Two other features of the Stephens-Wallerstein data are also noteworthy. First, the sample is not generated by any known probability mechanism such as random sampling. The 20 countries comprising the sample were chosen because they experienced a continuous history of political democracy since World War II (Wallerstein 1989, 489). In the absence of some rather fanciful assumptions about probability features of the data-generating mechanism, the classical model of statistical inference is inappropriate. Second, the weak data problem that results from collinearity is compounded by the small sample that provides little statistical power. Stephens implicitly recognizes this problem in the analysis by using a relatively large level of statistical significance (.1). Here, then, is a classic example of weak data generated by an unknown probability mechanism in a TABULAR DATA OMITTED comparative setting. Our data are taken from, and described by, Stephens (Stephens and Wallerstein 1991). Note that labor-force size is measured on the log scale, so that the coefficients express the changes in union density in response to percentage changes in labor-force size. Economic concentration is measured as a ratio to U.S. economic concentration, so that the coefficients express the change in union density as a result of a country's change in economic concentration in relation to the United States.
What light can Bayesian regression analysis shed on the Stephens-Wallerstein debate? From the Bayesian perspective, the source of the controversy between Stephens and Wallerstein is the data that are not strong enough to allow a convincing resolution one way or another. Both researchers informally enlist more information to support their arguments. In Wallerstein's case, this information is a formal theory about the relationship between labor-force size and union density. For Stephens, supplementary information comes from historical material and, in particular, the research of Kjellberg (1983). The Bayesian approach allows the information informally introduced into the analysis by Stephens and Wallerstein to enter formally through a prior distribution.
To begin this analysis, we specify two sets of prior information that represent the opinions of the two researchers. Unfortunately, neither theory is sufficiently precise to unambiguously suggest a prior distribution. (We shall return to this issue.) However, it is clear that both Stephens and Wallerstein are confident that left governments assist union growth. We quantify this confidence with a prior mean of .3 and a prior standard deviation of .15. Because the prior 95% confidence interval--.3 [+ or -] (1.96 x .15)--does not overlap zero, both researchers are quite confident that left government is unlikely to have a negative effect on unionization. As Wallerstein notes, this effect probably suffers from simultaneity bias because unions increase the electoral success of left-wing parties (1989, 490). Because our substantive focus is on the effects of labor-force size and economic concentration, we treat the left-government variable chiefly as a control and simply note that the coefficient will tend to overestimate the impact of left parties on union density. (The problem of simultaneity can be addressed through the prior distribution, but we reserve this issue for another paper; see, e.g., Leamer 1991.)

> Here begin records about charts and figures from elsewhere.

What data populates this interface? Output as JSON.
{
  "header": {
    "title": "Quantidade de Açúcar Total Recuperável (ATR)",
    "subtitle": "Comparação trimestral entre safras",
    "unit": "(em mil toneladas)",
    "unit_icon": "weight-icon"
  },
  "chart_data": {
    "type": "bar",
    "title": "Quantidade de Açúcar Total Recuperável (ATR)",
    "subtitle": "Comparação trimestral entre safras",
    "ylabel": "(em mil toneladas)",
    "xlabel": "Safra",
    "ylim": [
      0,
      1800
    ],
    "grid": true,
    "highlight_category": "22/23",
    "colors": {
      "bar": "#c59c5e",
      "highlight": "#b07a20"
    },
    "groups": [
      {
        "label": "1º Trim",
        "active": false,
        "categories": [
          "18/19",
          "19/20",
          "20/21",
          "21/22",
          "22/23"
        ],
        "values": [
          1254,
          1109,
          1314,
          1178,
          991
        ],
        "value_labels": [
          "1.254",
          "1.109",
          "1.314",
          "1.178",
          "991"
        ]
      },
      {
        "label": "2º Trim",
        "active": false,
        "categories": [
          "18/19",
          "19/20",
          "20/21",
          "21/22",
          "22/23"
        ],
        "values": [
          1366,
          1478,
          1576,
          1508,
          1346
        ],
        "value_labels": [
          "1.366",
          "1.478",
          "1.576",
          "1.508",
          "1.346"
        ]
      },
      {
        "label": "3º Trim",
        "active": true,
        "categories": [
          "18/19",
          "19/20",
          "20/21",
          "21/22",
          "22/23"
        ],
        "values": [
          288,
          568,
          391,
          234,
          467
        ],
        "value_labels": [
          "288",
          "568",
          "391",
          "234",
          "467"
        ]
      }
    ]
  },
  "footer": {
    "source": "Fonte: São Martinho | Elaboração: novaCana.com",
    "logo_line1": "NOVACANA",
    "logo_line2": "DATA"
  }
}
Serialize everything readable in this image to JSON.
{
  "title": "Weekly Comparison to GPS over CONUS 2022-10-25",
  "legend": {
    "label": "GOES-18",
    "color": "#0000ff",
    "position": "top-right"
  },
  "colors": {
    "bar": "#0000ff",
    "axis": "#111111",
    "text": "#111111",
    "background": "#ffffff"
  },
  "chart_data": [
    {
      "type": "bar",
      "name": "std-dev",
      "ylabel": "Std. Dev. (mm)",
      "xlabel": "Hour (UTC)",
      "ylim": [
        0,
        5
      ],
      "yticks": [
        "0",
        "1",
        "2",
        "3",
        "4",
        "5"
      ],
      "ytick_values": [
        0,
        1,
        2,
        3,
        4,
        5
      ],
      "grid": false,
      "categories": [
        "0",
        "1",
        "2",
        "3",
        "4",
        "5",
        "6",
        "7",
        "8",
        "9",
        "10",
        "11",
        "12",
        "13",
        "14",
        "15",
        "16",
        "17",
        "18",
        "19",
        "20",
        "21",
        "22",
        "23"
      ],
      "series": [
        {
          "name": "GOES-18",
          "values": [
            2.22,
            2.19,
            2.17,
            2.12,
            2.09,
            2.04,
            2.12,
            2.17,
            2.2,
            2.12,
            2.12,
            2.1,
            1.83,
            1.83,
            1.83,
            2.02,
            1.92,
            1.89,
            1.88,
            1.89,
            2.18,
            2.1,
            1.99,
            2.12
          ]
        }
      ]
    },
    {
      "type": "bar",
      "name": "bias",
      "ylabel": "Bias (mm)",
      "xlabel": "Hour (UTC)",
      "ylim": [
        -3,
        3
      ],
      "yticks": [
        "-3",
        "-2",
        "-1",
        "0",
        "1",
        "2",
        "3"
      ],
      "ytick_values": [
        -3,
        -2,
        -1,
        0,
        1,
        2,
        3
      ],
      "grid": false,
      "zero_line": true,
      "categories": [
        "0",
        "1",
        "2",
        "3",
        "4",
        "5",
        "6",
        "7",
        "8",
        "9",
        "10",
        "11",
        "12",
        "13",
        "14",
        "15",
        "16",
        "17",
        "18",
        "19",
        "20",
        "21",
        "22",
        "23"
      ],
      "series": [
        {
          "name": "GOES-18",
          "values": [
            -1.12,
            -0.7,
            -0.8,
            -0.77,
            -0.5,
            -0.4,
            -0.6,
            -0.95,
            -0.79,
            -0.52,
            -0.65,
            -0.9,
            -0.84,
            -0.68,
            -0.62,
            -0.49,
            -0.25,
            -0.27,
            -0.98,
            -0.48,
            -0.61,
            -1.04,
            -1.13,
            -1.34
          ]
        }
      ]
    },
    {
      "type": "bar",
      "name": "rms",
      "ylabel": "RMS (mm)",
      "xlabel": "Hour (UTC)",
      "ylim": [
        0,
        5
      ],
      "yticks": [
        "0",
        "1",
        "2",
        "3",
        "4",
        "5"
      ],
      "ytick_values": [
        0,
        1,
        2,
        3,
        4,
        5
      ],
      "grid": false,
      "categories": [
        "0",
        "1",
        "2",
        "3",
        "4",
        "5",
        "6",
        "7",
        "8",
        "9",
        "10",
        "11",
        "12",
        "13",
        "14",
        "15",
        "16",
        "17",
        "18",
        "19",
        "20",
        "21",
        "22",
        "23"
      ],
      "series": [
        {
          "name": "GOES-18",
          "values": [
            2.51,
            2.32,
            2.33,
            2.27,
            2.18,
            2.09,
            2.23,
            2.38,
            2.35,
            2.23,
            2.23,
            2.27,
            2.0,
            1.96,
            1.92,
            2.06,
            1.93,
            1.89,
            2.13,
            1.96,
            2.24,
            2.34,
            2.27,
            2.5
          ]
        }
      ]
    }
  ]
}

Prior opinions of the two researchers differ on the labor-force size and economic concentration effects. Wallerstein has a strong belief in a negative labor-force size effect, although his theory does not suggest how large this effect might be. A few quasi-experimental comparisons using information from outside the sample suggests a plausible prior mean. In 1950, Sweden and Norway shared similar union structures, ethnic homogeneity, and histories of social democracy. The Swedish labor force was about twice as large as the Norwegian, and the unionization gap was about 20 percentage points. If a fifth of the unionization gap (4 percentage points) were attributable to labor-force size, the size effect size would be 4/ln(2) [is approximately equal to] 5.5. We get a similar number if we think that about a fifth of postwar American union decline is due to the near-doubling of the U.S. labor force. Choosing a size effect to explain a fifth of the variability in union density reflects, rather arbitrarily, our belief in the quality of the model specification. Four-fifths of the variability in union density is left to the effects of other causes. Confidence in the sign of the effect is reflected in a prior standard deviation that yields a 95% confidence interval that excludes zero.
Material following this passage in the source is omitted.